Interactive selection

flash undeploy --interactive

Clean up stale tracking

flash undeploy --cleanup-stale

Removes tracking for endpoints deleted externally (via RunPod UI/API)

Features

Status Checking

  • 🟢 Active: Endpoint exists and health check succeeds
  • 🔴 Inactive: Tracking exists but endpoint deleted externally
  • Unknown: Exception during health check
  • Performed via health check API calls (1 per endpoint)

Safety Features

  • Confirmation prompts before all deletions
  • Double confirmation for --all (yes/no + type "DELETE ALL")
  • Keyboard interrupt handling (Ctrl+C to cancel)
  • "Cannot be undone" warnings
  • Detailed error reporting per endpoint
  • Success/failure counts in summary
  • Continues processing remaining endpoints on failure

Cleanup Stale Tracking

  • Identifies endpoints deleted via RunPod UI/API
  • Removes orphaned tracking entries
  • No API deletion (endpoints already gone)
  • Prevents stale .tetra_resources.pkl file

Technical Details

GraphQL deleteEndpoint Behavior

  • Returns {"deleteEndpoint": null} on success (HTTP 200)
  • Success determined by key presence, not value
  • Exceptions thrown by _execute_graphql on failure

Async Session Management

  • RunpodGraphQLClient implements __aenter__/__aexit__
  • Properly closes aiohttp sessions
  • Prevents "Unclosed client session" warnings

Tracking File Protection

  • .tetra_resources.pkl excluded from make clean
  • Contains deployment state for @Remote decorator
  • Already in .gitignore

Test Coverage

  • List command (no endpoints, with endpoints)
  • Undeploy by name (cancelled, success, nonexistent)
  • Undeploy --all (wrong confirmation, success)
  • Delete endpoint function (success, API failure, exception)
  • Helper functions (status checking, resource type formatting)
  • Async context manager mocking

Testing Checklist

  • Unit tests pass (289 tests)
  • Quality checks pass (format, lint, coverage 37.37%)
  • GraphQL deletion fix verified
  • Async session cleanup verified
  • All interaction modes tested
  • Error handling works as expected
  • Confirmation flows prevent accidental deletions
  • Documentation accuracy verified

Related Issues

  • Fixes endpoint deletion bug (GraphQL null handling)
  • Fixes unclosed aiohttp session warnings
  • Protects tracking file from accidental deletion
  • Enables cleanup of externally deleted endpoints

@deanq deanq changed the title feat(cli): Add flash undeploy command for endpoint management feat(cli): Add flash undeploy command for endpoint management Nov 19, 2025
@deanq deanq requested a review from Copilot November 22, 2025 10:36
Copy link
Contributor

Copilot AI left a comment

Choose a reason for hiding this comment

The reason will be displayed to describe this comment to others.
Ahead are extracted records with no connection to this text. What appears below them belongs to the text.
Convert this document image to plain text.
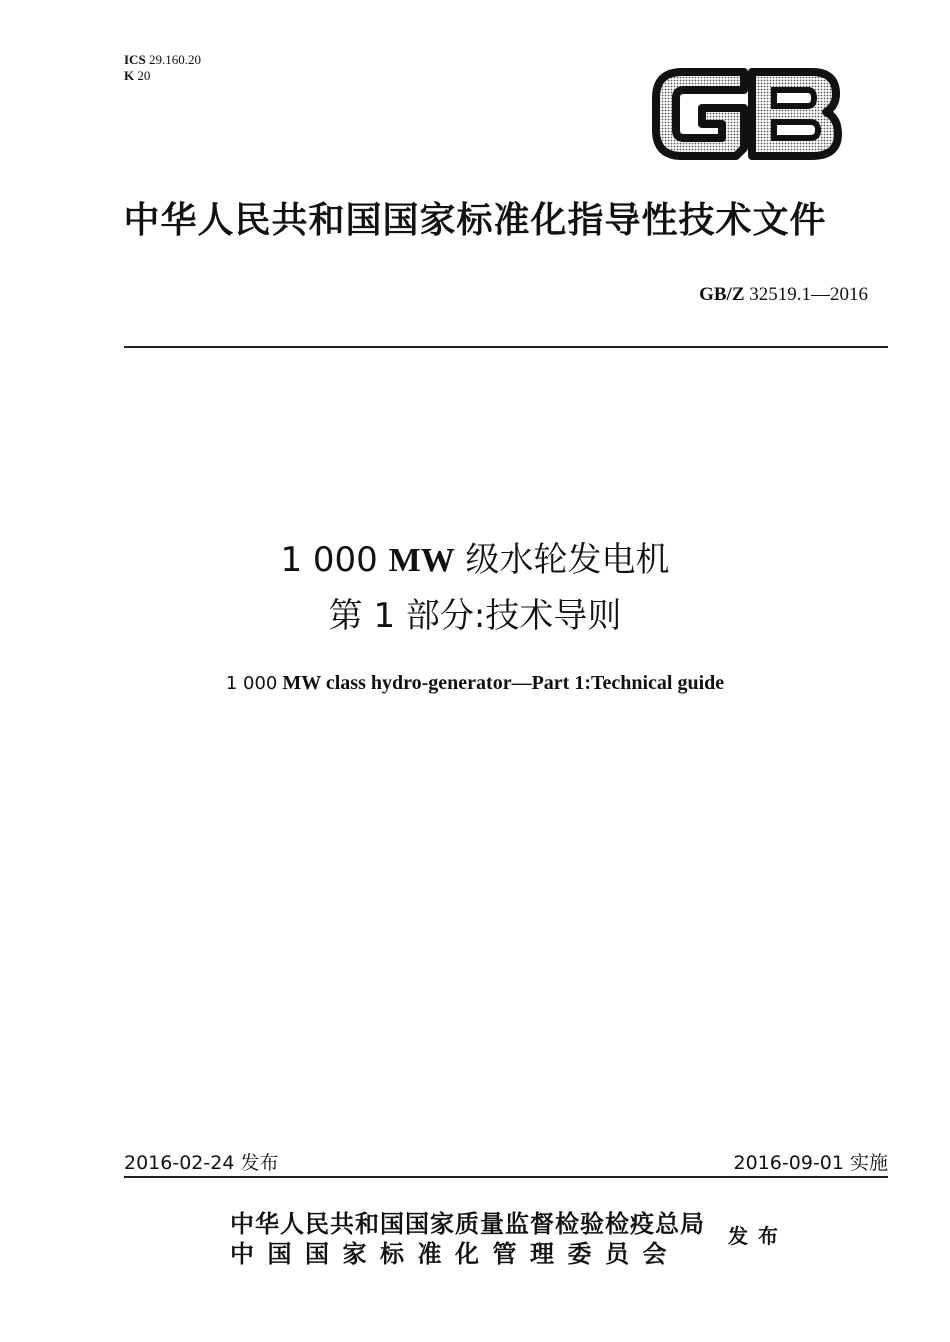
ICS 29.160.20
K 20
中华人民共和国国家标准化指导性技术文件
GB/Z 32519.1—2016
1 000 MW 级水轮发电机
第 1 部分:技术导则
1 000 MW class hydro-generator—Part 1:Technical guide
2016-02-24 发布	2016-09-01 实施
中华人民共和国国家质量监督检验检疫总局
中国国家标准化管理委员会
发布
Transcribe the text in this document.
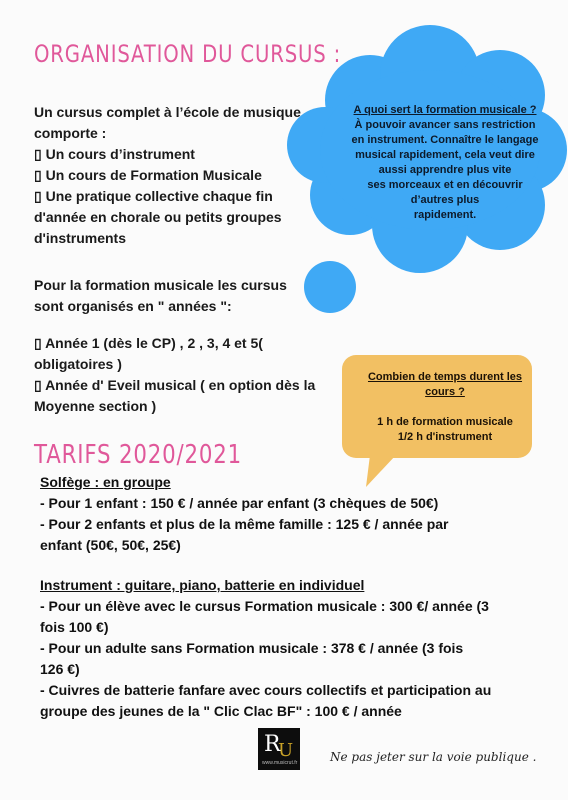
ORGANISATION DU CURSUS :
Un cursus complet à l’école de musique
comporte :
▯ Un cours d’instrument
▯ Un cours de Formation Musicale
▯ Une pratique collective chaque fin
d'année en chorale ou petits groupes
d'instruments
Pour la formation musicale les cursus
sont organisés en " années ":
▯ Année 1 (dès le CP) , 2 , 3, 4 et 5(
obligatoires )
▯ Année d' Eveil musical ( en option dès la
Moyenne section )
A quoi sert la formation musicale ?
À pouvoir avancer sans restriction
en instrument. Connaître le langage
musical rapidement, cela veut dire
aussi apprendre plus vite
ses morceaux et en découvrir
d’autres plus
rapidement.
Combien de temps durent les
cours ?
1 h de formation musicale
1/2 h d'instrument
TARIFS 2020/2021
Solfège : en groupe
- Pour 1 enfant : 150 € / année par enfant (3 chèques de 50€)
- Pour 2 enfants et plus de la même famille : 125 € / année par
enfant (50€, 50€, 25€)
Instrument : guitare, piano, batterie en individuel
- Pour un élève avec le cursus Formation musicale : 300 €/ année (3
fois 100 €)
- Pour un adulte sans Formation musicale : 378 € / année (3 fois
126 €)
- Cuivres de batterie fanfare avec cours collectifs et participation au
groupe des jeunes de la " Clic Clac BF" : 100 € / année
R
U
www.musicrut.fr	Ne pas jeter sur la voie publique .
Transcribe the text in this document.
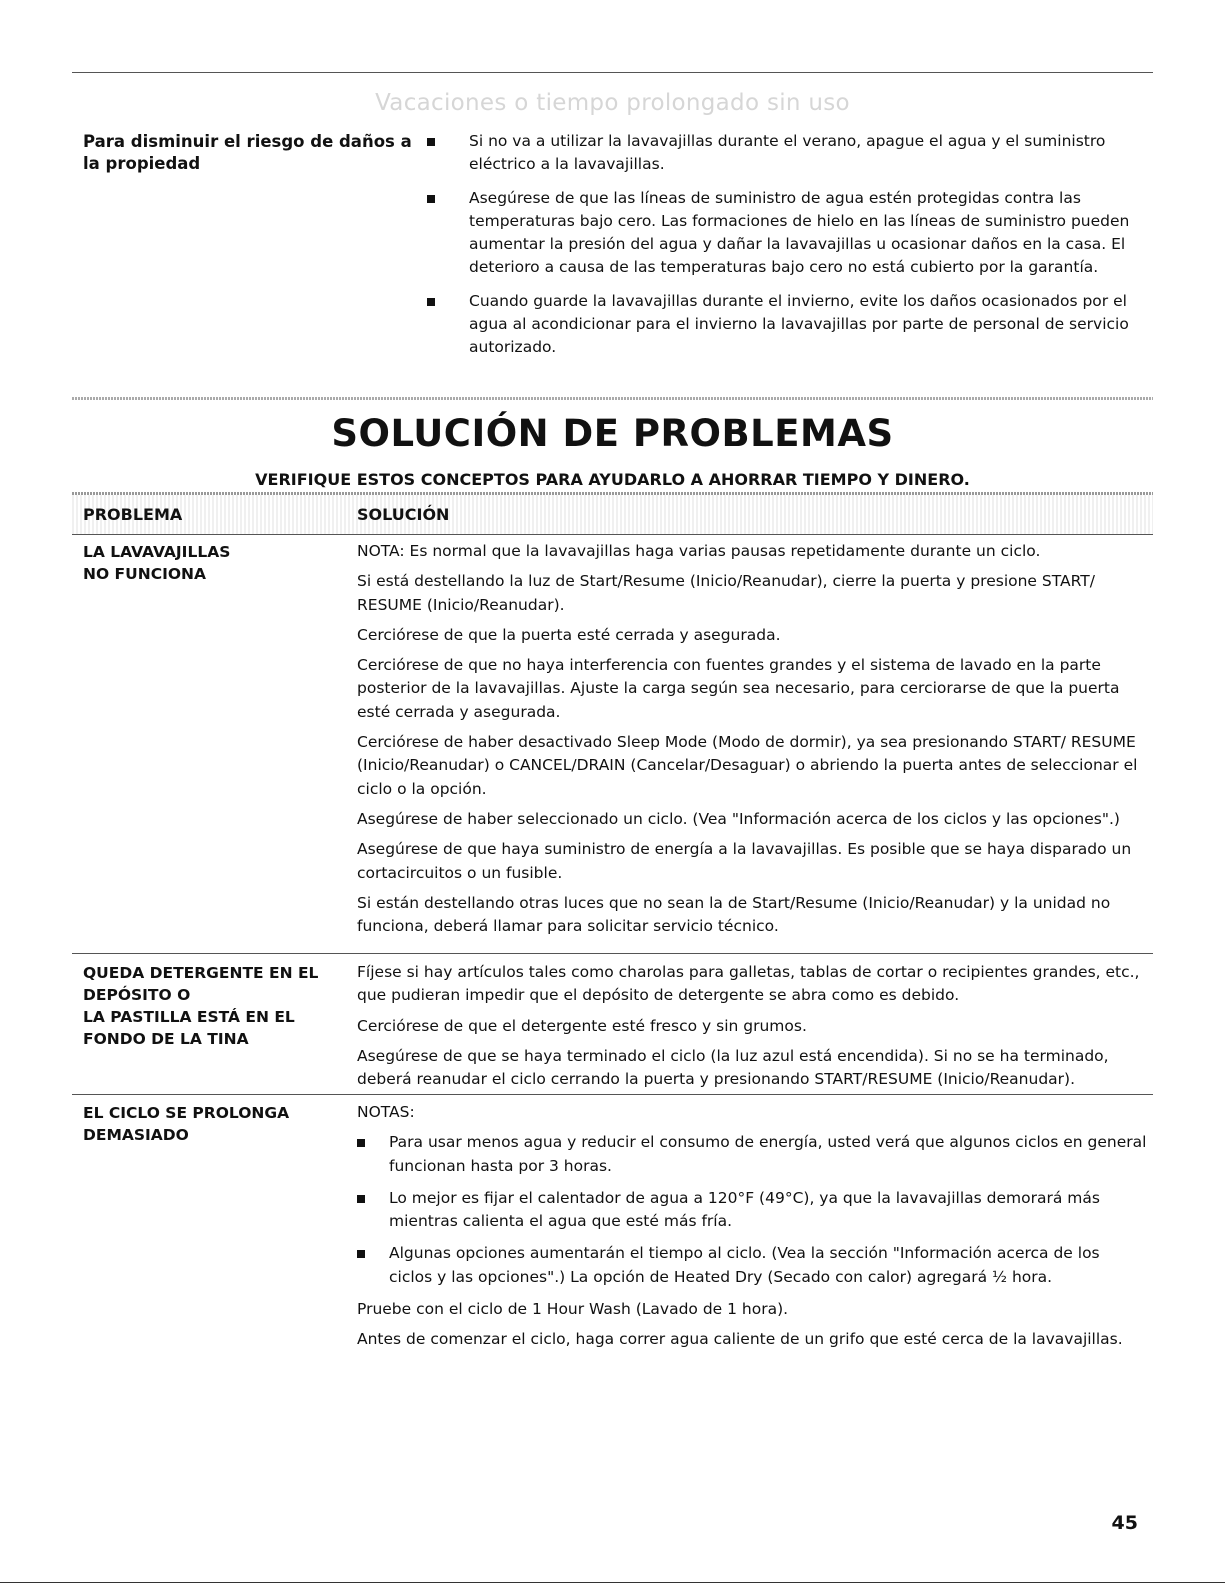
Vacaciones o tiempo prolongado sin uso
Para disminuir el riesgo de daños a la propiedad
Si no va a utilizar la lavavajillas durante el verano, apague el agua y el suministro eléctrico a la lavavajillas.
Asegúrese de que las líneas de suministro de agua estén protegidas contra las temperaturas bajo cero. Las formaciones de hielo en las líneas de suministro pueden aumentar la presión del agua y dañar la lavavajillas u ocasionar daños en la casa. El deterioro a causa de las temperaturas bajo cero no está cubierto por la garantía.
Cuando guarde la lavavajillas durante el invierno, evite los daños ocasionados por el agua al acondicionar para el invierno la lavavajillas por parte de personal de servicio autorizado.
SOLUCIÓN DE PROBLEMAS
VERIFIQUE ESTOS CONCEPTOS PARA AYUDARLO A AHORRAR TIEMPO Y DINERO.
PROBLEMA	SOLUCIÓN

LA LAVAVAJILLAS

NO FUNCIONA

NOTA: Es normal que la lavavajillas haga varias pausas repetidamente durante un ciclo.

Si está destellando la luz de Start/Resume (Inicio/Reanudar), cierre la puerta y presione START/ RESUME (Inicio/Reanudar).

Cerciórese de que la puerta esté cerrada y asegurada.

Cerciórese de que no haya interferencia con fuentes grandes y el sistema de lavado en la parte posterior de la lavavajillas. Ajuste la carga según sea necesario, para cerciorarse de que la puerta esté cerrada y asegurada.

Cerciórese de haber desactivado Sleep Mode (Modo de dormir), ya sea presionando START/ RESUME (Inicio/Reanudar) o CANCEL/DRAIN (Cancelar/Desaguar) o abriendo la puerta antes de seleccionar el ciclo o la opción.

Asegúrese de haber seleccionado un ciclo. (Vea "Información acerca de los ciclos y las opciones".)

Asegúrese de que haya suministro de energía a la lavavajillas. Es posible que se haya disparado un cortacircuitos o un fusible.

Si están destellando otras luces que no sean la de Start/Resume (Inicio/Reanudar) y la unidad no funciona, deberá llamar para solicitar servicio técnico.

QUEDA DETERGENTE EN EL DEPÓSITO O

LA PASTILLA ESTÁ EN EL FONDO DE LA TINA

Fíjese si hay artículos tales como charolas para galletas, tablas de cortar o recipientes grandes, etc., que pudieran impedir que el depósito de detergente se abra como es debido.

Cerciórese de que el detergente esté fresco y sin grumos.

Asegúrese de que se haya terminado el ciclo (la luz azul está encendida). Si no se ha terminado, deberá reanudar el ciclo cerrando la puerta y presionando START/RESUME (Inicio/Reanudar).

EL CICLO SE PROLONGA DEMASIADO

NOTAS:

Para usar menos agua y reducir el consumo de energía, usted verá que algunos ciclos en general funcionan hasta por 3 horas.
Lo mejor es fijar el calentador de agua a 120°F (49°C), ya que la lavavajillas demorará más mientras calienta el agua que esté más fría.
Algunas opciones aumentarán el tiempo al ciclo. (Vea la sección "Información acerca de los ciclos y las opciones".) La opción de Heated Dry (Secado con calor) agregará ½ hora.

Pruebe con el ciclo de 1 Hour Wash (Lavado de 1 hora).

Antes de comenzar el ciclo, haga correr agua caliente de un grifo que esté cerca de la lavavajillas.

45
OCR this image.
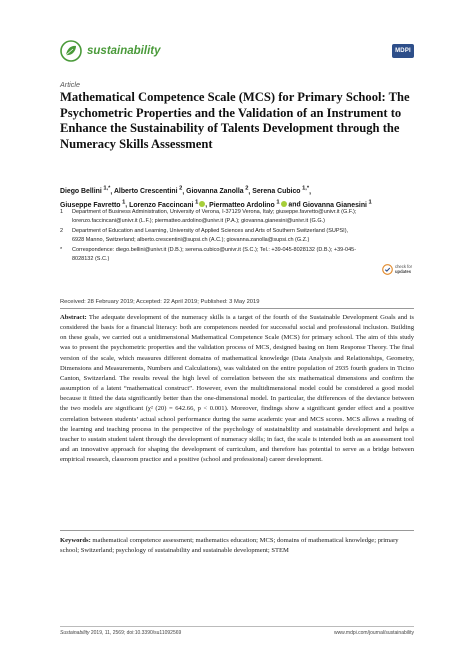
sustainability	MDPI
Article
Mathematical Competence Scale (MCS) for Primary School: The Psychometric Properties and the Validation of an Instrument to Enhance the Sustainability of Talents Development through the Numeracy Skills Assessment
Diego Bellini $^{1,*}$, Alberto Crescentini $^2$, Giovanna Zanolla $^2$, Serena Cubico $^{1,*}$,
Giuseppe Favretto $^1$, Lorenzo Faccincani $^1$ , Piermatteo Ardolino $^1$ and Giovanna Gianesini $^1$
1	Department of Business Administration, University of Verona, I-37129 Verona, Italy; giuseppe.favretto@univr.it (G.F.); lorenzo.faccincani@univr.it (L.F.); piermatteo.ardolino@univr.it (P.A.); giovanna.gianesini@univr.it (G.G.)
2	Department of Education and Learning, University of Applied Sciences and Arts of Southern Switzerland (SUPSI), 6928 Manno, Switzerland; alberto.crescentini@supsi.ch (A.C.); giovanna.zanolla@supsi.ch (G.Z.)
*	Correspondence: diego.bellini@univr.it (D.B.); serena.cubico@univr.it (S.C.); Tel.: +39-045-8028132 (D.B.); +39-045-8028132 (S.C.)
check for
updates
Received: 28 February 2019; Accepted: 22 April 2019; Published: 3 May 2019

Abstract: The adequate development of the numeracy skills is a target of the fourth of the Sustainable Development Goals and is considered the basis for a financial literacy: both are competences needed for successful social and professional inclusion. Building on these goals, we carried out a unidimensional Mathematical Competence Scale (MCS) for primary school. The aim of this study was to present the psychometric properties and the validation process of MCS, designed basing on Item Response Theory. The final version of the scale, which measures different domains of mathematical knowledge (Data Analysis and Relationships, Geometry, Dimensions and Measurements, Numbers and Calculations), was validated on the entire population of 2935 fourth graders in Ticino Canton, Switzerland. The results reveal the high level of correlation between the six mathematical dimensions and confirm the assumption of a latent “mathematical construct”. However, even the multidimensional model could be considered a good model because it fitted the data significantly better than the one-dimensional model. In particular, the differences of the deviance between the two models are significant (χ² (20) = 642.66, p < 0.001). Moreover, findings show a significant gender effect and a positive correlation between students’ actual school performance during the same academic year and MCS scores. MCS allows a reading of the learning and teaching process in the perspective of the psychology of sustainability and sustainable development and helps a teacher to sustain student talent through the development of numeracy skills; in fact, the scale is intended both as an assessment tool and an innovative approach for shaping the development of curriculum, and therefore has potential to serve as a bridge between empirical research, classroom practice and a positive (school and professional) career development.

Keywords: mathematical competence assessment; mathematics education; MCS; domains of mathematical knowledge; primary school; Switzerland; psychology of sustainability and sustainable development; STEM

Sustainability 2019, 11, 2569; doi:10.3390/su11092569	www.mdpi.com/journal/sustainability
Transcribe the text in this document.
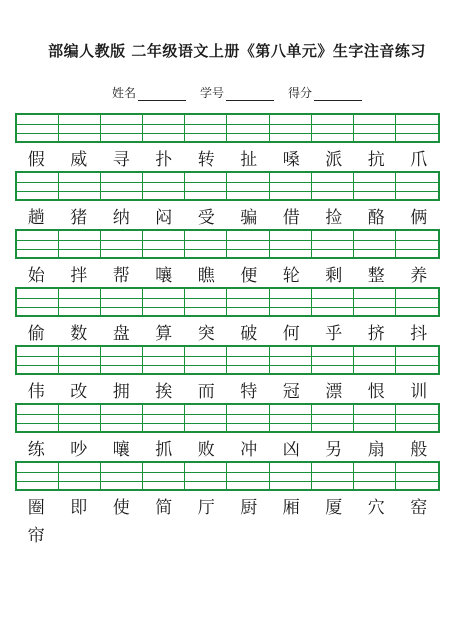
部编人教版 二年级语文上册《第八单元》生字注音练习
姓名	学号	得分
假	威	寻	扑	转	扯	嗓	派	抗	爪
趟	猪	纳	闷	受	骗	借	捡	酪	俩
始	拌	帮	嚷	瞧	便	轮	剩	整	养
偷	数	盘	算	突	破	何	乎	挤	抖
伟	改	拥	挨	而	特	冠	漂	恨	训
练	吵	嚷	抓	败	冲	凶	另	扇	般
圈	即	使	简	厅	厨	厢	厦	穴	窑
帘
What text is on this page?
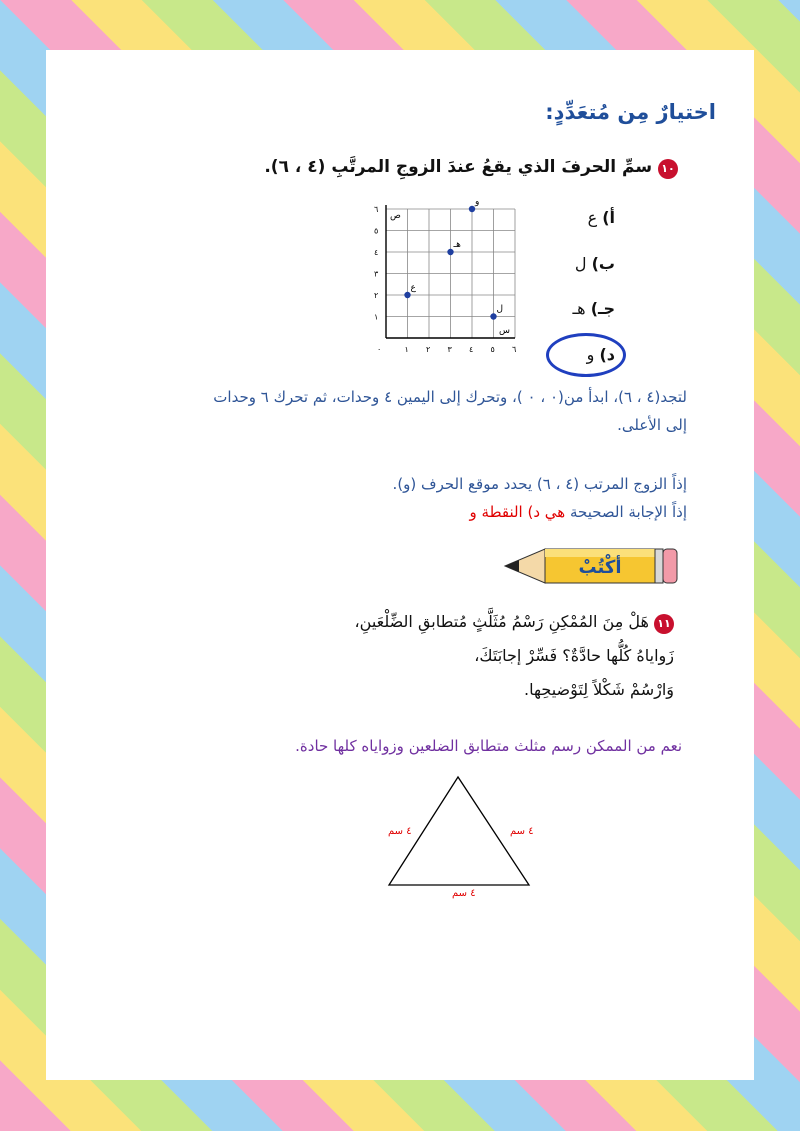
اختيارٌ مِن مُتعَدِّدٍ:
١٠ سمِّ الحرفَ الذي يقعُ عندَ الزوجِ المرتَّبِ (٤ ، ٦).
أ) ع
ب) ل
جـ) هـ
د) و
٠	١ ٢ ٣ ٤ ٥ ٦
١
٢
٣
٤
٥
٦
س
ص
ع
هـ
و
ل
لتجد(٤ ، ٦)، ابدأ من(٠ ، ٠ )، وتحرك إلى اليمين ٤ وحدات، ثم تحرك ٦ وحدات
إلى الأعلى.
إذاً الزوج المرتب (٤ ، ٦) يحدد موقع الحرف (و).
إذاً الإجابة الصحيحة هي د) النقطة و
أكْتُبْ
١١ هَلْ مِنَ المُمْكِنِ رَسْمُ مُثَلَّثٍ مُتطابقِ الضِّلْعَينِ،
زَواياهُ كُلُّها حادَّةٌ؟ فَسِّرْ إجابَتَكَ،
وَارْسُمْ شَكْلاً لِتَوْضيحِها.
نعم من الممكن رسم مثلث متطابق الضلعين وزواياه كلها حادة.
٤ سم	٤ سم
٤ سم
Learn more.

Pull request overview

This PR implements a comprehensive flash undeploy command to manage and delete RunPod serverless endpoints tracked by the Flash CLI. The command provides multiple interaction modes (list, by name, --all, --interactive, --cleanup-stale) with safety features including confirmation prompts and detailed error reporting.

Key Changes:

  • New undeploy command with multiple interaction modes and safety confirmations
  • Extended ResourceManager with list_all_resources() and find_resources_by_name() methods
  • Comprehensive test coverage for all command modes and helper functions

Reviewed changes

Copilot reviewed 10 out of 11 changed files in this pull request and generated 3 comments.

Show a summary per file
File Description
src/tetra_rp/cli/commands/undeploy.py Implements the undeploy command with list, interactive, and deletion logic
src/tetra_rp/core/resources/resource_manager.py Adds methods to list and find resources by name
src/tetra_rp/core/api/runpod.py Updates delete_endpoint success detection logic
src/tetra_rp/cli/main.py Registers the undeploy command
tests/unit/resources/test_resource_manager.py Tests for new ResourceManager methods
tests/unit/cli/test_undeploy.py Comprehensive tests for undeploy command
src/tetra_rp/cli/docs/flash-undeploy.md Complete documentation for the undeploy command
src/tetra_rp/cli/docs/README.md Updates main CLI docs with undeploy command
tests/unit/cli/init.py Initializes CLI test module
Makefile Removes .pkl file deletion from clean target

💡 Add Copilot custom instructions for smarter, more guided reviews. Learn how to get started.

Implements comprehensive error handling for missing API keys with
actionable guidance for users.

When RUNPOD_API_KEY is missing, users now receive helpful error
messages that include:
- Documentation URL for obtaining API keys
- Three setup methods (env var, .env file, shell profile)
- Context about which operation requires the key
- Troubleshooting guidance for .env file location

Implementation:
- Created RunpodAPIKeyError with helpful default message
- Added validate_api_key() helper functions
- Updated API clients to use custom exception
- Added resource deployment error context
- Enhanced flash init with API key documentation link
- Added 15 comprehensive tests (all passing)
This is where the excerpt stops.